Why LLMs Should Help You Think, Not Write Your Requirements List
March 30, 2026 · 5 min read
Generative AI has found a natural home in the software evaluation process. Buying teams are using it to research vendors, summarize product documentation, and increasingly, to generate requirements lists before engaging the market. The appeal is obvious. A well-prompted LLM can produce a detailed, organized, professionally worded list of software requirements in under a minute. It feels like a significant head start.
The problem is that what comes out is not really your requirements list. It is an industry requirements list that happens to have your company name on it.
What an LLM actually produces when asked for requirements
When you ask a language model to generate software requirements for, say, a content management system or a CRM platform, it draws on an enormous breadth of information about how those categories of software are typically evaluated. It knows what procurement teams generally look for, what analysts typically recommend, and what feature sets appear most frequently in RFPs across the industry.
The result is a document that is long, detailed, and largely correct in the abstract. It will include integration requirements, security and compliance considerations, scalability expectations, user access controls, and reporting capabilities. A vendor receiving it will recognize every item. They have answered variations of these questions hundreds of times.
What the document will not contain is anything specific to why your company is evaluating software right now, what has broken down internally, what a successful outcome actually looks like for your team, or what constraints make your situation genuinely different from the industry norm. Those things do not exist in the training data. They exist in your organization.
Why this creates problems for the evaluation
Sending a generically thorough requirements list to vendors creates a specific kind of problem: it invites generic responses. Vendors are experienced at responding to RFPs and requirements documents. When the requirements look familiar, the response process looks familiar too. You receive polished answers to questions you did not really need answered, and the unique aspects of your situation never surface.
It also creates internal confusion. A requirements list generated from industry context will often include capabilities that are not relevant to your actual situation, at a level of specificity that implies you have already done analysis you have not done. Teams can spend time debating requirements that have no bearing on the actual decision.
Perhaps most importantly, a long list of generic requirements shifts the evaluation toward feature-matching rather than problem-solving. You end up scoring vendors on how many boxes they check rather than how well they understand your situation and can address it.
Where LLMs actually add value in this process
The more productive use of AI in a software evaluation is not requirements generation. It is requirements articulation. There is an important difference.

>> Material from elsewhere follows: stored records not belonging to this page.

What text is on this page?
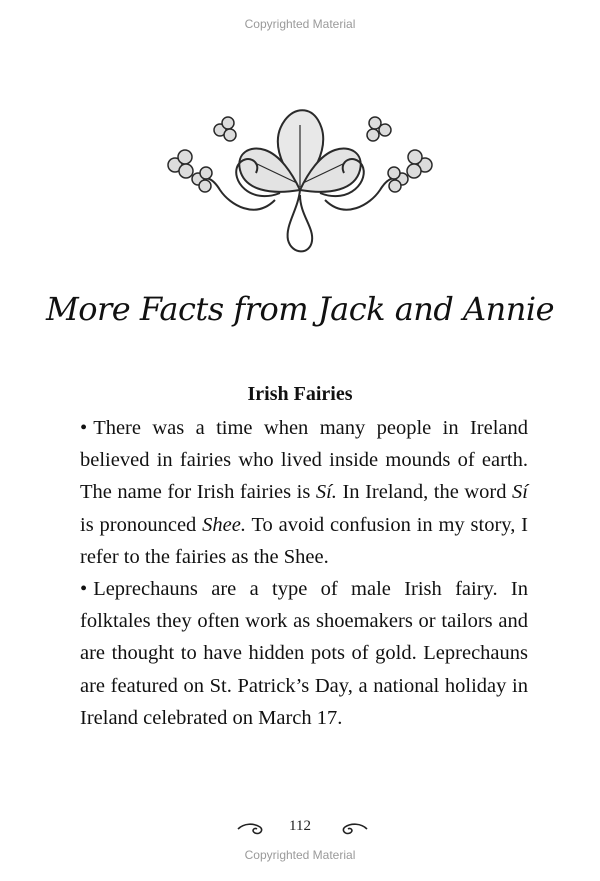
Copyrighted Material
More Facts from Jack and Annie
Irish Fairies

• There was a time when many people in Ireland believed in fairies who lived inside mounds of earth. The name for Irish fairies is Sí. In Ireland, the word Sí is pronounced Shee. To avoid confusion in my story, I refer to the fairies as the Shee.

• Leprechauns are a type of male Irish fairy. In folktales they often work as shoemakers or tailors and are thought to have hidden pots of gold. Leprechauns are featured on St. Patrick’s Day, a national holiday in Ireland celebrated on March 17.

112
Copyrighted Material
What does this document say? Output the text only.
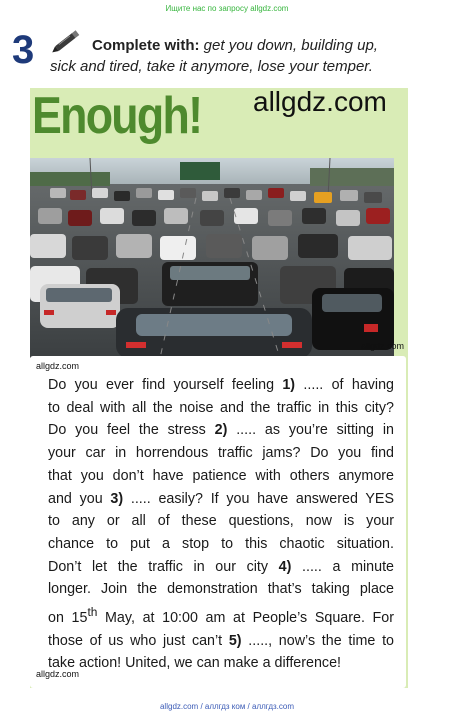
Ищите нас по запросу allgdz.com
3	Complete with: get you down, building up,
sick and tired, take it anymore, lose your temper.
Enough! allgdz.com
allgdz.com
allgdz.com
Do you ever find yourself feeling 1) ..... of having
to deal with all the noise and the traffic in this city?
Do you feel the stress 2) ..... as you’re sitting in
your car in horrendous traffic jams? Do you find
that you don’t have patience with others anymore
and you 3) ..... easily? If you have answered YES
to any or all of these questions, now is your
chance to put a stop to this chaotic situation.
Don’t let the traffic in our city 4) ..... a minute
longer. Join the demonstration that’s taking place
on 15th May, at 10:00 am at People’s Square. For
those of us who just can’t 5) ....., now’s the time to
take action! United, we can make a difference!
allgdz.com
allgdz.com / аллгдз ком / аллгдз.com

Your team almost certainly knows what its challenges are. The people closest to the work understand what is broken, what is slow, and what the consequences are. What is often missing is the ability to express those challenges in language that is clear, specific, and useful for vendor conversations. That is where a language model can genuinely help.
Rather than asking an LLM to generate your requirements, bring your own context to it. Describe the problem your team is experiencing in plain language. Explain the business impact. Share the internal constraints. Then use the model to help you articulate that more precisely, identify dimensions of the problem you may not have fully considered, and structure it in a way that is clear for an external audience.
The output of that process is something a vendor cannot easily produce a templated response to. It reflects your actual situation, in your language, grounded in your specific goals and constraints. That is a fundamentally more useful starting point for an evaluation.
A more effective prompt approach
The difference often comes down to how you engage the tool. Compare these two approaches:
A prompt like "generate a requirements list for a marketing automation platform for a mid-market B2B company" will produce a competent, generic document.
A prompt like "we are a mid-market B2B company with a 12-person marketing team. Our current platform requires manual list management that takes two days per campaign and causes us to miss timing windows. Our sales team says lead quality from marketing has dropped over the past two quarters but we do not have clear visibility into why. Help me articulate these challenges clearly and identify the questions we should be bringing to vendors" produces something your organization actually owns.
The second prompt treats the LLM as a thinking partner rather than a document generator. The output reflects your reality, not the industry average.
What to bring to vendors instead
A one to two page problem statement built from your own internal context, refined with AI assistance, will outperform a five page requirements list built from industry templates in almost every evaluation. It gives vendors something genuine to respond to. It creates space for the best pre-sales teams to ask follow-up questions and build something tailored. And it keeps the conversation anchored to what actually matters for your business.
The buying teams that get the most out of vendor evaluations are not the ones who arrive with the most complete requirements documents. They are the ones who arrive with the clearest understanding of their own situation.
AI can help you get there. Just not by writing the list.
Nick Robinett is a Senior Solutions Consultant with 8+ years of experience in enterprise SaaS pre-sales. He writes about the buying and selling experience from the pre-sales perspective.